“The claim that harder standards are more authentic is Jewishly invalid”

The claim that harder standards are more authentic is Jewishly invalid. “Fences” around the world are designed to keep the community from sinning, and not to define the elite as most legitimate spokesmen (women do not speak in this culture) Nadab and Abihu invented an invalid standard—they raised the fire on the altar, and were destroyed for their sin. The Torah believes that one may not add and not subtract from the law. The job of the new enactments is to sanctify but not parochialize the Jewish people.  …

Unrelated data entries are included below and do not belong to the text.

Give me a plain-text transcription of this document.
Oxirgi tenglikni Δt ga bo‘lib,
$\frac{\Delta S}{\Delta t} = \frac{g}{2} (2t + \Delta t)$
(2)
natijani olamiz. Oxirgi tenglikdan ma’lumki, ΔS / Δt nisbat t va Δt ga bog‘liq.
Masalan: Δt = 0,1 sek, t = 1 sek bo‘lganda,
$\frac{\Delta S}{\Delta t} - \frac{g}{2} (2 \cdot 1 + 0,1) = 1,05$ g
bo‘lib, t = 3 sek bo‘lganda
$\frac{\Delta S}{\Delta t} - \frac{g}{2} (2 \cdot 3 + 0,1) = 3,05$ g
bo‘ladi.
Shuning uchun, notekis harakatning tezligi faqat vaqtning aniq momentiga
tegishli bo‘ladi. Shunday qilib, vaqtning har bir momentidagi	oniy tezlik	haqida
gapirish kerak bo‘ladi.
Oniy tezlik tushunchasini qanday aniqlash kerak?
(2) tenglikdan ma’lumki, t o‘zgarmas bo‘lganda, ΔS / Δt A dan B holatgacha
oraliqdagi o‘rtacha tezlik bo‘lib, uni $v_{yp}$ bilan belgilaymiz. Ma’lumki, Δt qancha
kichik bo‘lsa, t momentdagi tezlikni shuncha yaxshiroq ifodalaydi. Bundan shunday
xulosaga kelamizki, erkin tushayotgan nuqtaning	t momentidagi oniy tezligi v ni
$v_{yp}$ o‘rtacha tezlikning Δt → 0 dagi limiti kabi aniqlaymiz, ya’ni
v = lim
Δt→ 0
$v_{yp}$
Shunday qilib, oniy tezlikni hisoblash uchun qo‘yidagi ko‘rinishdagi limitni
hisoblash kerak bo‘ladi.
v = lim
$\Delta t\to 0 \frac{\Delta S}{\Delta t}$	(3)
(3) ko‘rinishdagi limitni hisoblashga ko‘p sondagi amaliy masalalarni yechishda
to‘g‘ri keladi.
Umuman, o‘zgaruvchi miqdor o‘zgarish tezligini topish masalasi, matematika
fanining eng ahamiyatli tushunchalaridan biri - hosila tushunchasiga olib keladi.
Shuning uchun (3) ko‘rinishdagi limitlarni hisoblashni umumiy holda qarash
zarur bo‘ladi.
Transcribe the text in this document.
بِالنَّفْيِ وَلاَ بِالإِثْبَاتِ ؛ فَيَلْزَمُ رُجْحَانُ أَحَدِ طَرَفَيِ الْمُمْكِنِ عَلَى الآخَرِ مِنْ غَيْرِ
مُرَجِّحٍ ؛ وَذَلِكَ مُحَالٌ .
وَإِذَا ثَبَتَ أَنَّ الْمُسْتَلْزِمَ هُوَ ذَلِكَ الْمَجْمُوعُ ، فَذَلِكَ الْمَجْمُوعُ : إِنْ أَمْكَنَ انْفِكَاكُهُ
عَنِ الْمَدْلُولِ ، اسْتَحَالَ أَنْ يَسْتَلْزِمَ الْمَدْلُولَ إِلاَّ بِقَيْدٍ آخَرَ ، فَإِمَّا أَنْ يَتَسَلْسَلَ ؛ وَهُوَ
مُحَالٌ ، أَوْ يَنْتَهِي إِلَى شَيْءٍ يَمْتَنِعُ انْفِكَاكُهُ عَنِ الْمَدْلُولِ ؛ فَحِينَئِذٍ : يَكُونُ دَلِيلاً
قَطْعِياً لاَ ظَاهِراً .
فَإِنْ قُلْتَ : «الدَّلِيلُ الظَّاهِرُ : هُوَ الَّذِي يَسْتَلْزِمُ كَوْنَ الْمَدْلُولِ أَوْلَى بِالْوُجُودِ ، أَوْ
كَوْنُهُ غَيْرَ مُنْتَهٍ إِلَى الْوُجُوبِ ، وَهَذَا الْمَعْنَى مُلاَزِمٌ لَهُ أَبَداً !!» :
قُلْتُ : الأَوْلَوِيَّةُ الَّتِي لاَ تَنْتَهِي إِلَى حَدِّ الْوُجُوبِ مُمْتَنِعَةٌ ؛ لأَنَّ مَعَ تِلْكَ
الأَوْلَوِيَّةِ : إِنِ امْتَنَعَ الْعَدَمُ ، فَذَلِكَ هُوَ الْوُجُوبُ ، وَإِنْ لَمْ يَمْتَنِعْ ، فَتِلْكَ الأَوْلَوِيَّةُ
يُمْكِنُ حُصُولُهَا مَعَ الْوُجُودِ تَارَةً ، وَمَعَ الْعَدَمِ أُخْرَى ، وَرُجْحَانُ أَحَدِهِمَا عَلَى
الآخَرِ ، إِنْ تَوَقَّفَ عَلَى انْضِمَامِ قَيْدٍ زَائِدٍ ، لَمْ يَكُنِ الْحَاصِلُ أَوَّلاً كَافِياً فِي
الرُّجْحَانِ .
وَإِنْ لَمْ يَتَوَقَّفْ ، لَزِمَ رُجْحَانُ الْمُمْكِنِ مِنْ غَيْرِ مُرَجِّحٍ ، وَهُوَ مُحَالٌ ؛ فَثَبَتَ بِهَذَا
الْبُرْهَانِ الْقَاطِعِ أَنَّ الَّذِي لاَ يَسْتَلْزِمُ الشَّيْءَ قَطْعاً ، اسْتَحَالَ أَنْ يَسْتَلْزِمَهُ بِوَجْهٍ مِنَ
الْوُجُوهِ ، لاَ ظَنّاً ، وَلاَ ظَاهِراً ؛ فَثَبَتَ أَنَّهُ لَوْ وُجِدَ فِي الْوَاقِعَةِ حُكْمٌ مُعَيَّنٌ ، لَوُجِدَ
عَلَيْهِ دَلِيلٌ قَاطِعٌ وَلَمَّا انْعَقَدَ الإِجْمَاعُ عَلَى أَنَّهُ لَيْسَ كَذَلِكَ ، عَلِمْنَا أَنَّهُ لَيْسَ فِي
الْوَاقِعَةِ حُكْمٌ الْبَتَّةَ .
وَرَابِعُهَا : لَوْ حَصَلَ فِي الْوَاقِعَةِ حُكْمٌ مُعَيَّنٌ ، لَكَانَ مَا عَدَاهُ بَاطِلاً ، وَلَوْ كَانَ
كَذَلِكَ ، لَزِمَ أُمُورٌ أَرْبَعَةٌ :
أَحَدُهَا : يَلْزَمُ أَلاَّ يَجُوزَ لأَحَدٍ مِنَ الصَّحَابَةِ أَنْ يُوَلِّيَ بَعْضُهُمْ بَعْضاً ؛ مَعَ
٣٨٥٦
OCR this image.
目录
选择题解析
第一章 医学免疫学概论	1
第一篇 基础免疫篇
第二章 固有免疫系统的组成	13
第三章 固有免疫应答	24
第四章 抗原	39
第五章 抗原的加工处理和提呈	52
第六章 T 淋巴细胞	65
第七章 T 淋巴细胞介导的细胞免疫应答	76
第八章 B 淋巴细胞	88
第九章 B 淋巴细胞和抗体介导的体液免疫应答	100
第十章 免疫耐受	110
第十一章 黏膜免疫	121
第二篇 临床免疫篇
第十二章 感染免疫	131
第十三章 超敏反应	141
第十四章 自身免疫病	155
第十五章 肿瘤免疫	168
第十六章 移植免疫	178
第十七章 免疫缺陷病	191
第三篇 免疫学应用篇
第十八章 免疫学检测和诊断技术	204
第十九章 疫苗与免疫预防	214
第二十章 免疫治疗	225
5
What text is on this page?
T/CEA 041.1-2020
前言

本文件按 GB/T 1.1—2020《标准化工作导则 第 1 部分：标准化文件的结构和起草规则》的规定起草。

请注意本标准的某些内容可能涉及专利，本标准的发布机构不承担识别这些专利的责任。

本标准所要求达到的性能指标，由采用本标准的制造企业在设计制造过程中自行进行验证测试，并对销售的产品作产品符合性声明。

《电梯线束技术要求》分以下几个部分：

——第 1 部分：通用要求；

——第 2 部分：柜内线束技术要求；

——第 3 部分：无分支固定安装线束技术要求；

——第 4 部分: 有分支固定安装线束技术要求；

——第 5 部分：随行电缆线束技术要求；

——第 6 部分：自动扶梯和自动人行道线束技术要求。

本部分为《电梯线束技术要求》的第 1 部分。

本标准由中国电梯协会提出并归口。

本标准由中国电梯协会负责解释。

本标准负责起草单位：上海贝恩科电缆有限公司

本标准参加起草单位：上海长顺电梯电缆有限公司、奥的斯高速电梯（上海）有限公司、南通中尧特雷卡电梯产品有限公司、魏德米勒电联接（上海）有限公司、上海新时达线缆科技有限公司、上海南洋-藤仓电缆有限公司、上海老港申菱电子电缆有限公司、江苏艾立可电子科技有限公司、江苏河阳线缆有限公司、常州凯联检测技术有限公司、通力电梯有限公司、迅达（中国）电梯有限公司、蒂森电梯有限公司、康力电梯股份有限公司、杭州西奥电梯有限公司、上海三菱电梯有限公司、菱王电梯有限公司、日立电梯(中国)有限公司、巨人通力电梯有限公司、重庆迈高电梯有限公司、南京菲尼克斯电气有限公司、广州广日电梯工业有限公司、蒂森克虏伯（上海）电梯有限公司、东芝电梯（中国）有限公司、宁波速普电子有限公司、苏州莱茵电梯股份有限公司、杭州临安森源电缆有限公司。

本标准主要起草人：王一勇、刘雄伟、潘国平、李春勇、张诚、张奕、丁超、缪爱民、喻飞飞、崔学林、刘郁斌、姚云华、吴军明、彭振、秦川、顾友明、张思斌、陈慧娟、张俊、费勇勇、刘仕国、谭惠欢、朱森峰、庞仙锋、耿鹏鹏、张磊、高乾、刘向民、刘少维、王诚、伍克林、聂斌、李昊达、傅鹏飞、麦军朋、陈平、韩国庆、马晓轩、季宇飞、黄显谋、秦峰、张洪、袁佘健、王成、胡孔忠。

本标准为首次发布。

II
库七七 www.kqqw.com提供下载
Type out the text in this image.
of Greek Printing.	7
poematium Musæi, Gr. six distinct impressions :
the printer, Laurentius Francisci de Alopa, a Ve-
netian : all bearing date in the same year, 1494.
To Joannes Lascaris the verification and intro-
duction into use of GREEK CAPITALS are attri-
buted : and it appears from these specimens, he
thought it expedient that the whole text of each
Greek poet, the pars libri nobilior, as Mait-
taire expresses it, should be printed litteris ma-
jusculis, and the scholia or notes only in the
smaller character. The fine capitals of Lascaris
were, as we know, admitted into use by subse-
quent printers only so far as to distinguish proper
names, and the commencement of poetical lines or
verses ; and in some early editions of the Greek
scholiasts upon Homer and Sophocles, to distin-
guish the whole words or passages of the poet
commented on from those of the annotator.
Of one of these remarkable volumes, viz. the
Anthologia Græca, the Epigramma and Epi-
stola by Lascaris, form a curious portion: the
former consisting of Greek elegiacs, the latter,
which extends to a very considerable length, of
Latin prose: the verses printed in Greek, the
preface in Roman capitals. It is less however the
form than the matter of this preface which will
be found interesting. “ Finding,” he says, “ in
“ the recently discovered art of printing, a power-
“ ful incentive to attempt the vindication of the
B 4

When higher standards are invoked, we are talking about parochial standards and social control. This tendency is easily corrected by requiring a public discussion of legal principle and activating the courage to be modern and Orthodox with religious and intellectual integrity. Beware of those who tell others to be modest; they often make claims that are unjustifiably immodest. In order to speak to the Left that is leaving Jewish life, Orthodoxy must become right with God and distinguish between what God said as recorded in the canon with people who claim, like the wicked, to know the mind of God or the purpose [telos] of the law. Those who preach the telos of God’s law are in fact invoking God to empower them to tell us to obey them. Maimonides identified this phenomenon not as modesty, but as idolatry (Laws of Idolatry 1:1-2).